There is a wealth of information - although it takes a certain level of knowledge (which I don't necessarily have) to navigate - on the CTAHR site and I am just beyond myself with glee on having dipped just a spoonful into the forage possibilities. 

I am also very disappointed that this knowledge feels lost (or at least buried) - these articles are old and there aren't field trials with different forages anymore, it seems.  People just rely on shipping to provide alfalfa and continent grown grains.  And although the local food market is burgeoning here, it is more about restaurants or selling to a specialty market than a serious effort to feed our state.  Eighty-five percent of our food is brought in from elsewhere!  That's a serious problem if there is a natural disaster, or even a longshoreman strike. 

In the back of my mind, basically because many experienced cattlemen and horsemen have told me (all of them, like me, from other islands), I have had the idea that my area was a wasteland for raising anything but rubbish without heroic efforts.  Reading these articles from the past have given me a different view - and looking at those "weeds" in a different light. 

Sunday, December 2, 2012

Sold Our First Sheep

Turned out the guy and his neighbor only wanted one (they have a few more at home), so they took Buddy.  It was a little hard to see him go - he was the one I had to supplement with formula last January when the ewe halfway rejected him - but we really are over-run with males.  That will leave two or three wethers to go, and we've decided to sell/trade Elvis for a new ram.  We'll keep Sam and the new ram lamb, but we need a new line in, as well. 

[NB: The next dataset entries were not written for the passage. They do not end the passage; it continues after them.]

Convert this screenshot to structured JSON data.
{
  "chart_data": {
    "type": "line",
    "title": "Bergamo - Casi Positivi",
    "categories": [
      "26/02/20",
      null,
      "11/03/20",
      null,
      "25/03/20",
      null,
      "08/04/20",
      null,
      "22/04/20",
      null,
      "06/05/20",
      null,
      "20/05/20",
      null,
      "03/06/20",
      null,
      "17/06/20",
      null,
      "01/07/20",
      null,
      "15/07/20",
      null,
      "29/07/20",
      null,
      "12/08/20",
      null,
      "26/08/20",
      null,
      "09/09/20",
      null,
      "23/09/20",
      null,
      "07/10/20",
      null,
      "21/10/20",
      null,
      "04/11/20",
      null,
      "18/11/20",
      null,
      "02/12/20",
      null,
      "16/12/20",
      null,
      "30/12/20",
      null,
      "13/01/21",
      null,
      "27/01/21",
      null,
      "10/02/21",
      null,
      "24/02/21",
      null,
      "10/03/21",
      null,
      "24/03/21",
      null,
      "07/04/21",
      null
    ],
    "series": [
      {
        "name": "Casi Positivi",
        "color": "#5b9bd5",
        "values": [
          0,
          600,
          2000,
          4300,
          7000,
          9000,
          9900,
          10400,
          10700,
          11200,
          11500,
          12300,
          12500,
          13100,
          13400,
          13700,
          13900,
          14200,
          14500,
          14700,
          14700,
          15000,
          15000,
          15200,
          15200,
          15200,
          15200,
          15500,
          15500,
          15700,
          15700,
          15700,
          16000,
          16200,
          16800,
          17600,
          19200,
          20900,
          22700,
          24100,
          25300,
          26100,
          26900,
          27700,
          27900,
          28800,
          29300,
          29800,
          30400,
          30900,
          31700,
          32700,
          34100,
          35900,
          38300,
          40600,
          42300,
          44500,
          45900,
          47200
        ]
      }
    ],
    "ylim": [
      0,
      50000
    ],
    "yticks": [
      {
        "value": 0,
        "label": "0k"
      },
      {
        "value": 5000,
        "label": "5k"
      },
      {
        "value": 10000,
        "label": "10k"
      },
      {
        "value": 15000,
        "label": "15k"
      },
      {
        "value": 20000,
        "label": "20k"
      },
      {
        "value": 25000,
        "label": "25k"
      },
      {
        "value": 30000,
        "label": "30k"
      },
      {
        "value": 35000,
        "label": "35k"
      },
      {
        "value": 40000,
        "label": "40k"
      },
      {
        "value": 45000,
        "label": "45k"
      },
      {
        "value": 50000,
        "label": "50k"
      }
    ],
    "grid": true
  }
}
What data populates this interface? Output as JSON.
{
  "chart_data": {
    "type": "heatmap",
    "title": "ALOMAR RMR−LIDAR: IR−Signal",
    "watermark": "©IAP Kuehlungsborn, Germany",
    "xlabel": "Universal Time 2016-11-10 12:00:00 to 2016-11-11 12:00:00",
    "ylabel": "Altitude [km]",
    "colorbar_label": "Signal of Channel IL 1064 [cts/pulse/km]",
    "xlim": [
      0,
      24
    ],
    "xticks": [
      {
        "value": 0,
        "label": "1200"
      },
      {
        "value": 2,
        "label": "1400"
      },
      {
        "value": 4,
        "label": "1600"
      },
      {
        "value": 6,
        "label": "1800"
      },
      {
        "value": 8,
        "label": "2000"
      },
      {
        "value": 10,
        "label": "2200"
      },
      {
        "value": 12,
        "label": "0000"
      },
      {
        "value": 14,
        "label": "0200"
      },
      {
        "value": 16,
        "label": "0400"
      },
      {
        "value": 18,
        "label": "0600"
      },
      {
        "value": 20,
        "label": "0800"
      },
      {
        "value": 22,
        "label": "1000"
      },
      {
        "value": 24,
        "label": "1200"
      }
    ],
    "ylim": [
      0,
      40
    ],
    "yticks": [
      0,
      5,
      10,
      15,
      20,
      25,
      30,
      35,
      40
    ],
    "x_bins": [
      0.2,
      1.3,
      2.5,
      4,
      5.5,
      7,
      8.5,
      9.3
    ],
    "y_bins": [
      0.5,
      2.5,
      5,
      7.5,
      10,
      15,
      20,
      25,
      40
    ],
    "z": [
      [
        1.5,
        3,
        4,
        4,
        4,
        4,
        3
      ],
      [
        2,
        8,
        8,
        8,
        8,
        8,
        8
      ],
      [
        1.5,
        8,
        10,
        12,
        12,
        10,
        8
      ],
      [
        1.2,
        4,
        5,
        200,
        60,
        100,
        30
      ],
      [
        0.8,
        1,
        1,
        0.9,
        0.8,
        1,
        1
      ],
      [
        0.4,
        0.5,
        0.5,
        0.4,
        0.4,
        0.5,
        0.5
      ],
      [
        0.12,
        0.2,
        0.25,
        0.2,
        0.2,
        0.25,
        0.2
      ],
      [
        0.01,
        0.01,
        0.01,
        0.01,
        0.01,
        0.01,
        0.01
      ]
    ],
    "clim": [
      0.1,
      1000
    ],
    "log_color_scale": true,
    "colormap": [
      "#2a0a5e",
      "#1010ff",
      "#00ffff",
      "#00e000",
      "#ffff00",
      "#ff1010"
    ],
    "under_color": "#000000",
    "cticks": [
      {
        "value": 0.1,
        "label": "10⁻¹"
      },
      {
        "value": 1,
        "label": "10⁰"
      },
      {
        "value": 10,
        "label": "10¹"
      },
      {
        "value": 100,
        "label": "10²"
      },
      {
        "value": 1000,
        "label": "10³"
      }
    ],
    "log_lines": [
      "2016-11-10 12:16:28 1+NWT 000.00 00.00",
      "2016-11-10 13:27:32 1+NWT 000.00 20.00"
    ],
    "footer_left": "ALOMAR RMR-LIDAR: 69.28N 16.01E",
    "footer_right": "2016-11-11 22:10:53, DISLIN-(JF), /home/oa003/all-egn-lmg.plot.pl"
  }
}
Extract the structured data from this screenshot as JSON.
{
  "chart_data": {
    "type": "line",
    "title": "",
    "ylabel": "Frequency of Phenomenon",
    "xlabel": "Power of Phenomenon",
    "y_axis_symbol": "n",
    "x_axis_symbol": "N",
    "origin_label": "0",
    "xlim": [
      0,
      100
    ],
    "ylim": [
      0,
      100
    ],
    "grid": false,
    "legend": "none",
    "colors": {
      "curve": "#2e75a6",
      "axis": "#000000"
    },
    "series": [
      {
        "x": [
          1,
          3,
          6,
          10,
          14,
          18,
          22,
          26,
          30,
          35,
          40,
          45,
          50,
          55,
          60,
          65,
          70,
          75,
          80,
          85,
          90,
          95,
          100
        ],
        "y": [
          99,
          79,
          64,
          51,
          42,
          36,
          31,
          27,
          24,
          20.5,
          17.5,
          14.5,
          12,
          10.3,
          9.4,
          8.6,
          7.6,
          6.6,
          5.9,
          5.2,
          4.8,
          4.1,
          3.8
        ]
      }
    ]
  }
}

I am still not where I want to be with our flock, but weeding out some of the rams and wethers will make handling all of them a little easier. 

Another thing I need to do is order some dual purpose chicks to replace the elderly hens I have now.  In a few months, I am also going to order some turkey poults to try my hand at that. 

Between a few sheep here and a few eggs there and some turkeys next fall, the farm won't be paying for itself, but it will be a start, and you can't beat feeding your family off your own place.  Considering how expensive food costs are in Hawaii, it is more valuable than the initial bottom line looks.